VAD and the Nurse Practice Act

Specialties CCU

Published

How many people work with VAD's out there??? How in the world does an institution hire a new grad and give them VAD's with no training on them. Doent the nures practice act say we have to be proficient at something before we can be responsible for it???

Since the "common complications" from a VAD (ventricular assist device) are bleeding; infection; device problems/failure; low cardiac output; stroke; hypoxia........I wouldn't touch one without proper orientation and would have NO problem saying NO!

Yeah, That is what I thought. It is amazing what Nurses will push nurses to do knowing it is not safe and that they would not do it themselves. It is a crazy world out there. Thanks for the response.

How many people work with VAD's out there??? How in the world does an institution hire a new grad and give them VAD's with no training on them. Doent the nures practice act say we have to be proficient at something before we can be responsible for it???

I would say that's a malpractice suit waiting to happen. A new grad needs to be trained on a fresh stable heart population, understand in depth the hemodynamics of heart surgery, and the normal recovery before they are ready to even think about taking a patient with a VAD. That is horribly unsafe.

Specializes in ICU, Education.

Oh my gosh!!!! I wouldn't go near one!!! I have losts of icu experience but NO experience with the VAD. I know lots of nurses with years in CVICU, that have never had a VAD, and wouldn't touch one for that very reason.

Interesting discussion, as someone on another thread recently stated that "Everyone gets the orientation they need". I commented that many new grads are set up for failure by being placed in unsafe situations they have not been trained for and/ or are not ready for. Guess it takes a sentinal event to stop that practice at the facility. The sad thing is, that the new grads accepting that assignment have no idea what risk they are placing themselves or the patient in, or I'm sure they wouldn't accept said assignment.

Wow! My unit would not even think about putting a RN with a VAD if he/she wasn't familiar with it! Sometimes that mean changing up assignments at the last minute if the nurse assigned has had no training, or isn't familiar and the charge nurse of the previous shift didn't know. I have experience with and love VADS, & will volunteer to be the nurse any day! :wink2:

Specializes in CVICU, Education Dept., FNP Student.

My unit would never give a new grad a VAD. Usually these patients are in surgery soooo long that we have time to prepare staffing. But when you get a patient with a VAD, I've never seen one person be able to take care of it initially. Several days out when the coags, hct, etc have stabilized one person can handle it.

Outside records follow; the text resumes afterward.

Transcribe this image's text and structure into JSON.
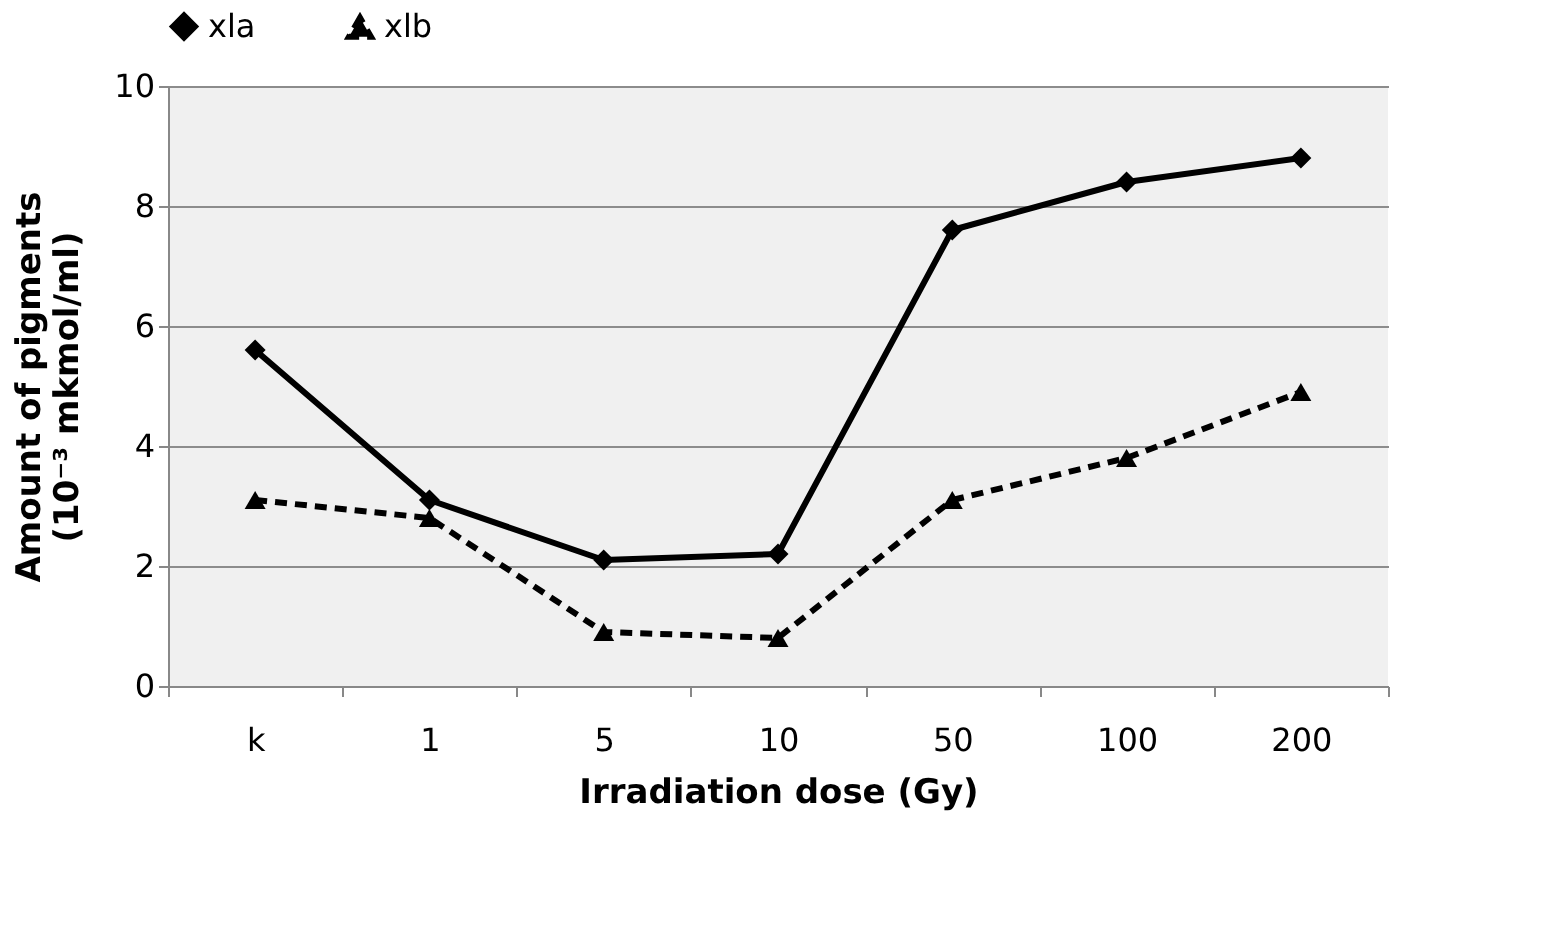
{
  "chart_data": {
    "type": "line",
    "xlabel": "Irradiation dose (Gy)",
    "ylabel": "Amount of pigments\n(10⁻³ mkmol/ml)",
    "categories": [
      "k",
      "1",
      "5",
      "10",
      "50",
      "100",
      "200"
    ],
    "series": [
      {
        "name": "xla",
        "color": "#000000",
        "marker": "diamond",
        "line_style": "solid",
        "values": [
          5.6,
          3.1,
          2.1,
          2.2,
          7.6,
          8.4,
          8.8
        ]
      },
      {
        "name": "xlb",
        "color": "#000000",
        "marker": "triangle",
        "line_style": "dashed",
        "values": [
          3.1,
          2.8,
          0.9,
          0.8,
          3.1,
          3.8,
          4.9
        ]
      }
    ],
    "ylim": [
      0,
      10
    ],
    "yticks": [
      0,
      2,
      4,
      6,
      8,
      10
    ],
    "grid": "y",
    "legend": "top"
  }
}
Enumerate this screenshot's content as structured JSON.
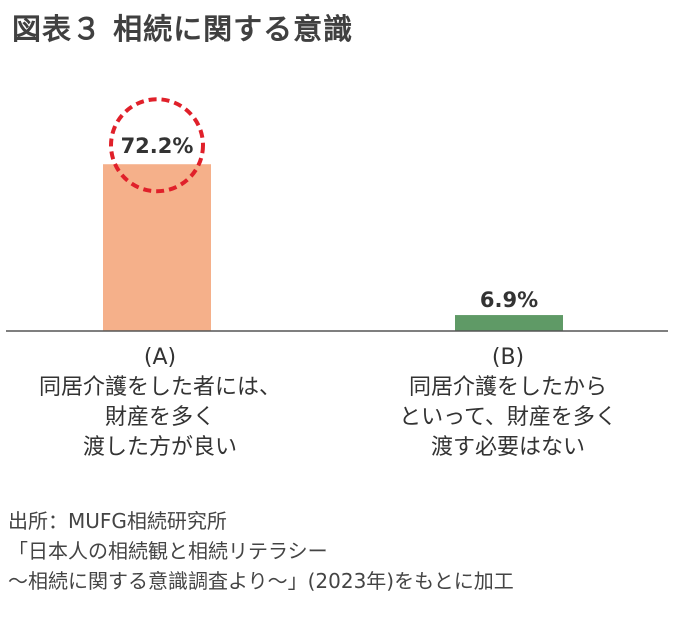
{
  "title": "図表３ 相続に関する意識",
  "chart_data": {
    "type": "bar",
    "categories": [
      "(A)",
      "(B)"
    ],
    "category_descriptions": [
      "同居介護をした者には、\n財産を多く\n渡した方が良い",
      "同居介護をしたから\nといって、財産を多く\n渡す必要はない"
    ],
    "values": [
      72.2,
      6.9
    ],
    "value_labels": [
      "72.2%",
      "6.9%"
    ],
    "bar_colors": [
      "#f5b08a",
      "#5f9a66"
    ],
    "highlight_color": "#e0202a",
    "highlight_index": 0,
    "ylim": [
      0,
      100
    ],
    "grid": false
  },
  "source": {
    "line1": "出所：MUFG相続研究所",
    "line2": "「日本人の相続観と相続リテラシー",
    "line3": "～相続に関する意識調査より～」(2023年)をもとに加工"
  }
}
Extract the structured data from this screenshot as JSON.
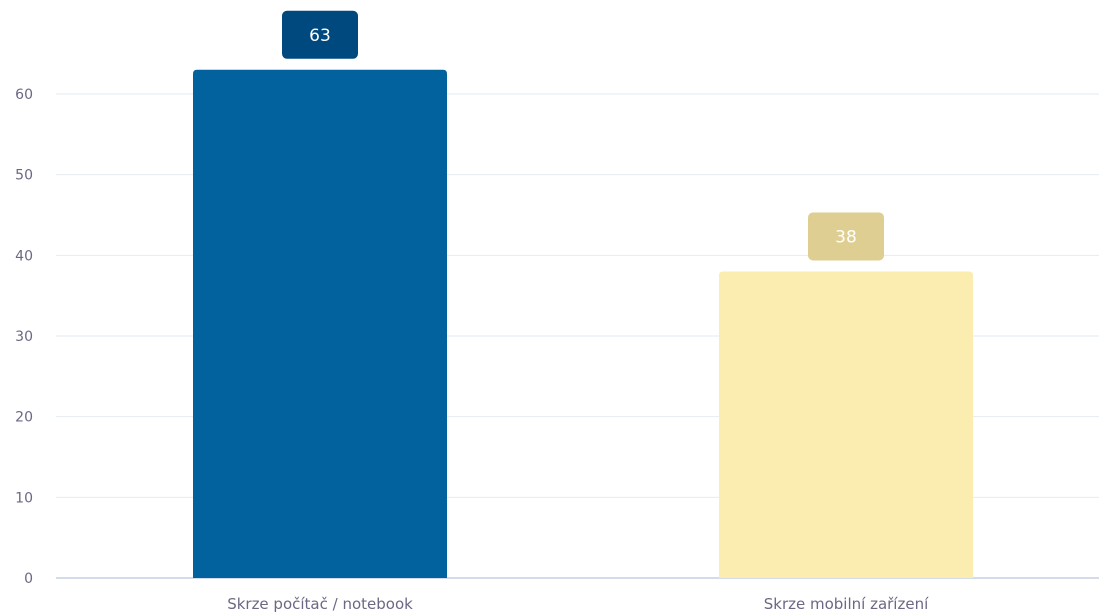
{
  "chart_data": {
    "type": "bar",
    "title": "",
    "xlabel": "",
    "ylabel": "",
    "categories": [
      "Skrze počítač / notebook",
      "Skrze mobilní zařízení"
    ],
    "values": [
      63,
      38
    ],
    "value_labels": [
      "63",
      "38"
    ],
    "ylim": [
      0,
      65
    ],
    "yticks": [
      0,
      10,
      20,
      30,
      40,
      50,
      60
    ],
    "ytick_labels": [
      "0",
      "10",
      "20",
      "30",
      "40",
      "50",
      "60"
    ],
    "grid": true,
    "legend": "none",
    "colors": {
      "bars": [
        "#02629E",
        "#FBEDB0"
      ],
      "labels": [
        "#00497F",
        "#DFCE91"
      ],
      "label_text": "#ffffff",
      "grid": "#E6EBF1",
      "axis": "#C5D0E6",
      "tick_text": "#6B6884"
    }
  }
}
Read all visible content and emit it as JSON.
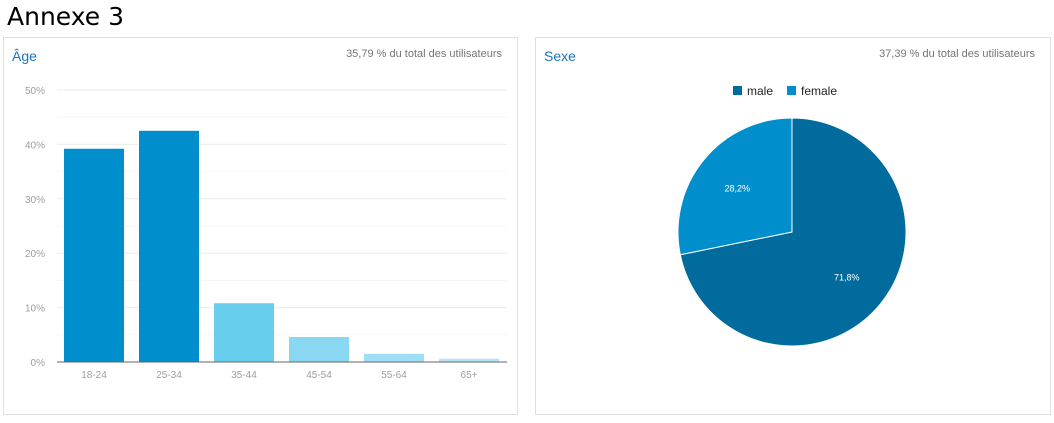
{
  "page_title": "Annexe 3",
  "chart_data": [
    {
      "type": "bar",
      "title": "Âge",
      "subtitle": "35,79 % du total des utilisateurs",
      "categories": [
        "18-24",
        "25-34",
        "35-44",
        "45-54",
        "55-64",
        "65+"
      ],
      "values": [
        39.2,
        42.5,
        10.8,
        4.6,
        1.5,
        0.6
      ],
      "colors": [
        "#008fcc",
        "#008fcc",
        "#69cdee",
        "#8ad7f1",
        "#9edff5",
        "#b2e6f7"
      ],
      "yticks": [
        "0%",
        "10%",
        "20%",
        "30%",
        "40%",
        "50%"
      ],
      "ylim": [
        0,
        50
      ],
      "grid": true,
      "xlabel": "",
      "ylabel": ""
    },
    {
      "type": "pie",
      "title": "Sexe",
      "subtitle": "37,39 % du total des utilisateurs",
      "labels": [
        "male",
        "female"
      ],
      "values": [
        71.8,
        28.2
      ],
      "value_labels": [
        "71,8%",
        "28,2%"
      ],
      "colors": [
        "#006b9c",
        "#008fcc"
      ],
      "legend": "top-center"
    }
  ]
}
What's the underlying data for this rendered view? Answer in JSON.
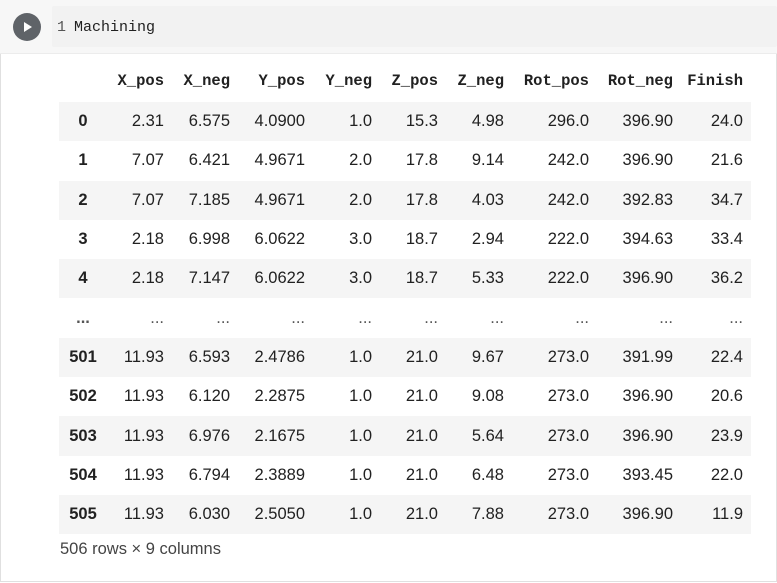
{
  "code_cell": {
    "line_number": "1",
    "code": "Machining"
  },
  "dataframe": {
    "columns": [
      "X_pos",
      "X_neg",
      "Y_pos",
      "Y_neg",
      "Z_pos",
      "Z_neg",
      "Rot_pos",
      "Rot_neg",
      "Finish"
    ],
    "rows": [
      {
        "index": "0",
        "values": [
          "2.31",
          "6.575",
          "4.0900",
          "1.0",
          "15.3",
          "4.98",
          "296.0",
          "396.90",
          "24.0"
        ]
      },
      {
        "index": "1",
        "values": [
          "7.07",
          "6.421",
          "4.9671",
          "2.0",
          "17.8",
          "9.14",
          "242.0",
          "396.90",
          "21.6"
        ]
      },
      {
        "index": "2",
        "values": [
          "7.07",
          "7.185",
          "4.9671",
          "2.0",
          "17.8",
          "4.03",
          "242.0",
          "392.83",
          "34.7"
        ]
      },
      {
        "index": "3",
        "values": [
          "2.18",
          "6.998",
          "6.0622",
          "3.0",
          "18.7",
          "2.94",
          "222.0",
          "394.63",
          "33.4"
        ]
      },
      {
        "index": "4",
        "values": [
          "2.18",
          "7.147",
          "6.0622",
          "3.0",
          "18.7",
          "5.33",
          "222.0",
          "396.90",
          "36.2"
        ]
      },
      {
        "index": "...",
        "values": [
          "...",
          "...",
          "...",
          "...",
          "...",
          "...",
          "...",
          "...",
          "..."
        ]
      },
      {
        "index": "501",
        "values": [
          "11.93",
          "6.593",
          "2.4786",
          "1.0",
          "21.0",
          "9.67",
          "273.0",
          "391.99",
          "22.4"
        ]
      },
      {
        "index": "502",
        "values": [
          "11.93",
          "6.120",
          "2.2875",
          "1.0",
          "21.0",
          "9.08",
          "273.0",
          "396.90",
          "20.6"
        ]
      },
      {
        "index": "503",
        "values": [
          "11.93",
          "6.976",
          "2.1675",
          "1.0",
          "21.0",
          "5.64",
          "273.0",
          "396.90",
          "23.9"
        ]
      },
      {
        "index": "504",
        "values": [
          "11.93",
          "6.794",
          "2.3889",
          "1.0",
          "21.0",
          "6.48",
          "273.0",
          "393.45",
          "22.0"
        ]
      },
      {
        "index": "505",
        "values": [
          "11.93",
          "6.030",
          "2.5050",
          "1.0",
          "21.0",
          "7.88",
          "273.0",
          "396.90",
          "11.9"
        ]
      }
    ],
    "shape_text": "506 rows × 9 columns"
  },
  "icons": {
    "run": "play-icon"
  }
}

Our VAD's are 2:1 or even 3:1 if necessary immediate post-op

Our VAD's are 2:1 or even 3:1 if necessary immediate post-op

Same here, we have a primary RN that does the charting/paperwork, secondary RN does all the running, hanging bloods/meds, whatever is needed in addition to help the primary.

Specializes in Critical Care, Cardiothoracics, VADs.

Well thankfully VADs are getting better, as is patient selection so hopefully the days of 3:1 for a new VAD patient postoperatively are reducing!

In my previous unit, which did a lot of VADs (relatively, for Australia; 10-15/year) we had a VAD program which you had to complete to be able to care for them. It was always a big thing of mine that when a patient on say Thoratec pVAD had been there and stable for a long time, awaiting a bed on the stepdown, it annoyed the hell out of me when agency nurses were given the VAD patient to look after. Just because they sit there and go along ok most of the time does not mean you dont need to know all the possible problems and troubleshooting when it happens!

There should definitely be supervision and structured education before RNs (new grad or experienced) are allowed to care for complex VAD patients.